Tapping a rich vein

A team of researchers from the Georgia Institute of Technology has developed a cheap, handheld device that uses Doppler ultrasound to detect veins quickly for administering injections.

A team of researchers from the 

Georgia Institute of Technology

has developed a cheap, handheld device that uses Doppler ultrasound to detect veins quickly for administering injections.

Certain physical conditions such as dehydration, bruises, burns and cardiac complaints can make it difficult for medics to locate a vein. The device will make the process of giving an injection faster and more accurate, especially in time critical emergency situations.

The Doppler effect is an apparent change in the frequency of an electromagnetic or sound wave when the source and observer move in relation to each other. The device transmits acoustic ultrasound waves into the target area. As the waves are reflected off moving blood, the change in the characteristics of the reflected waves is used to generate 3D data on a vein’s location. It can also differentiate between blood moving towards the heart (in veins) or away from the heart (in arteries).

The device consists of two components; a reusable unit housing the electronics and signal processing components and a disposable coupler box holding a reflector and needle guide.

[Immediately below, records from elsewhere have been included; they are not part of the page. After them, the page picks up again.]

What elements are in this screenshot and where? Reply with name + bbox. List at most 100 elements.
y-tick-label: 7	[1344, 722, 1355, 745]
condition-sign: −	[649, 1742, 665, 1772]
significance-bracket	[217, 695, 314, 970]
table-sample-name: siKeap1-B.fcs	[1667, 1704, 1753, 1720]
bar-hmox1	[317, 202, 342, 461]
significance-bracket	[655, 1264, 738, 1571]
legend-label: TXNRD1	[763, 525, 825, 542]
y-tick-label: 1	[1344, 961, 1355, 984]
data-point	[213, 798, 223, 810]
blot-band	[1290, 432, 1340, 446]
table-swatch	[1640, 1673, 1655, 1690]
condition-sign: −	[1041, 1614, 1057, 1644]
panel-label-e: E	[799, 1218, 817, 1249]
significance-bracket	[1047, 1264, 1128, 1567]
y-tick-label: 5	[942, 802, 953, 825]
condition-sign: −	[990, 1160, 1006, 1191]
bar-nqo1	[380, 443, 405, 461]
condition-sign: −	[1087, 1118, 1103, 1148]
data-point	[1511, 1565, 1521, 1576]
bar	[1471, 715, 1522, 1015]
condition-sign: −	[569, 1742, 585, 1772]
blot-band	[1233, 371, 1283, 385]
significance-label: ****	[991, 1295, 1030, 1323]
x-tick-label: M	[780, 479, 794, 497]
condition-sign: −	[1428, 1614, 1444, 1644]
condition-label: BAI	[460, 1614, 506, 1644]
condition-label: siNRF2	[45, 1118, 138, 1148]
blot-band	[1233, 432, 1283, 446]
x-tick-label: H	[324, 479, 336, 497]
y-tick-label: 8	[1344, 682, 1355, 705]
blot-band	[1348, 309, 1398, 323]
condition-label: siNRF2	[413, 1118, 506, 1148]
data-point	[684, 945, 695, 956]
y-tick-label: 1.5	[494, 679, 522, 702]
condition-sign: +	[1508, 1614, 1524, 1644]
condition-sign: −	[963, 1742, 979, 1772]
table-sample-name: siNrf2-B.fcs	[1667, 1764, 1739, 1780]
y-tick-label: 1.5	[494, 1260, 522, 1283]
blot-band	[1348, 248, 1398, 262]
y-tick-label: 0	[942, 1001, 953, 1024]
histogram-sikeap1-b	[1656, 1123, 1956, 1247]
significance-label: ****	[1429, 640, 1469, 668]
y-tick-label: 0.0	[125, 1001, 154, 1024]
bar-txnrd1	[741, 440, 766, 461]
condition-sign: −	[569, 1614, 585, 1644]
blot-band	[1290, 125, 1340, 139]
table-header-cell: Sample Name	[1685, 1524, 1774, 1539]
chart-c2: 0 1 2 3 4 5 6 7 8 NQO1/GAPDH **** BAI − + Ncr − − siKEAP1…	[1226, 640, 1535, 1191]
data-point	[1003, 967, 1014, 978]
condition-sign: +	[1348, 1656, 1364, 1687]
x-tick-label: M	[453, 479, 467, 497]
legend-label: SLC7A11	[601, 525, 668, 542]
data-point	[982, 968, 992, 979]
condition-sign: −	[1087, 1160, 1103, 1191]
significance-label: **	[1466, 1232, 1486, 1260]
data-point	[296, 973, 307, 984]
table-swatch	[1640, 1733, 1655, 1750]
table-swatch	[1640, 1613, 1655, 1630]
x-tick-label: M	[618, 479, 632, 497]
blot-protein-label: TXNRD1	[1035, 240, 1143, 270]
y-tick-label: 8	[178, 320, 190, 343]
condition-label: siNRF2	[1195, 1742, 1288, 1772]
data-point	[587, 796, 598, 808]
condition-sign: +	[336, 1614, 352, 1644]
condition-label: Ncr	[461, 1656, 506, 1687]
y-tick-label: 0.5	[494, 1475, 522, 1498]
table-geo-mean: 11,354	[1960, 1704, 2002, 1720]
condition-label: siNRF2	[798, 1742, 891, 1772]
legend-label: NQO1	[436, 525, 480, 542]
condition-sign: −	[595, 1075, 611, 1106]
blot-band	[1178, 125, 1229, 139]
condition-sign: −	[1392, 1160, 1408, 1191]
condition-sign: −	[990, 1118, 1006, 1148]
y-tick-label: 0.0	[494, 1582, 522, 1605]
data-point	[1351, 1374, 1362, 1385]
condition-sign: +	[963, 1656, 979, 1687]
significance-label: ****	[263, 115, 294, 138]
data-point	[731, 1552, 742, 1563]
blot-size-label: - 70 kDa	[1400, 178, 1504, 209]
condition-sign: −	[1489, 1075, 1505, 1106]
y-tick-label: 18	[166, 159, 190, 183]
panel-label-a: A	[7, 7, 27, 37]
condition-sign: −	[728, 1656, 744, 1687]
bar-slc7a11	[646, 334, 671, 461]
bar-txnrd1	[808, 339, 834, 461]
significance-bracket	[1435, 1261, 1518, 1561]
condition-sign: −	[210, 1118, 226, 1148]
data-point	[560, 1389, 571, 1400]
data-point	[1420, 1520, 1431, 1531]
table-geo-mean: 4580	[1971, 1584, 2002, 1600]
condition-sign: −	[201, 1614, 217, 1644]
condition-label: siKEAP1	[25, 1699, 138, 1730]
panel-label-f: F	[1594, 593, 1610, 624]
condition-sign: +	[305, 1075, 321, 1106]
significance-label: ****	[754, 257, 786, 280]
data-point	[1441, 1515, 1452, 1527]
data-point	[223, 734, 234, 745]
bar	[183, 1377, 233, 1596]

As the device is passed over a patient’s arm or leg, a thin acoustic beam is emitted from the transducer into the reflector. The reflector directs the ultrasonic waves into the skin at a slight angle. When a vein is detected, an alarm is triggered and medics can insert the needle.

The technique has been used in large hospital-based ultrasound systems for some time. But the design of the new system has made it sufficiently portable and economical for field use for the first time. Existing hospital-based multifunction ultrasound diagnostic tools can cost upwards of $20,000. The target cost of the electronics component of the new device is $1,000 and the disposable part just $1 or $2.

“The electronics part was harder than we were expecting. We were working to a very tight budget and had to use small components that could be held in one hand,” says Michael Gray, technical spokesman for the project. “We used a single transducer to transmit and receive the sound that scatters back. It was a small circuit so we had to build an isolated switch.”

The patent pending vein finder has so far proven successful on phantom tissue, a simulated model of human tissue and blood vessels. The next step will be to adapt the device for human trials over the next five or six months. Further development is necessary as the scattering from an actual arm is more complex. The signal from the blood vessels is weaker and requires more signal processing.